Learning Heterogeneous Abstract Code Graph Representations For Program Comprehension
Program comprehension is a fundamental activity in the field of software engineering. However, efficiently and accurately understanding source code poses significant challenges, as source code with similar semantics can differ in syntax. Recent state-of-the-art research has demonstrated that combining deep learning techniques with structural information from source code, specifically AST-based static graphs, can enhance the extraction of essential features from source programs. Control flow and data flow information in source programs can express richer semantics while existing studies often overlook their heterogeneous integration when constructing program static graphs. This oversight results in the loss of information about the type of static graph edges, potentially impeding program comprehension.
In this paper, We model the source program by using a heterogeneous static graph and then use Relational Graph Convolutional Network (R-GCN) for feature extraction.
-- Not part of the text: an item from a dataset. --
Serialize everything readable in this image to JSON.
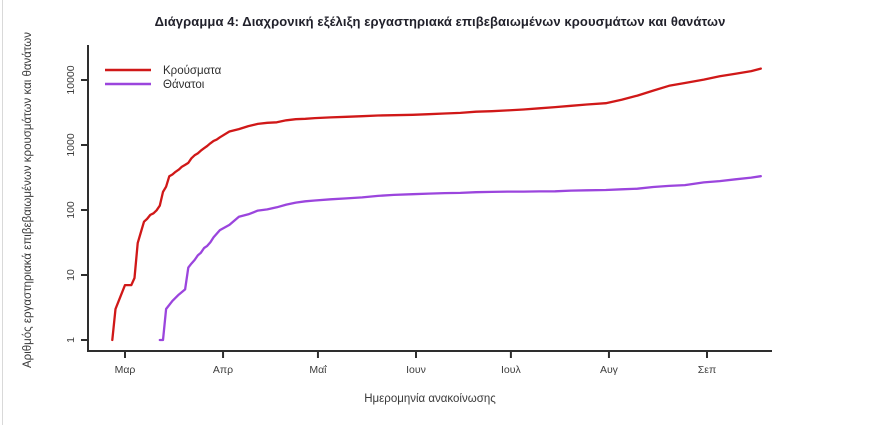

Specifically, we present an innovative method for constructing a program static graph, termed the Heterogeneous Abstract Code Graph (HACG), and then we employ R-GCN to generate representations based on HACG for code classification and code clone detection. We evaluate our method using two extensive source code datasets: CodeNet, introduced by IBM, and BigCloneBench. The experimental results demonstrate the superiority of our approach over existing methods, achieving a code classification accuracy of 97.38% and an average F1-score of 98.34% in code clone detection.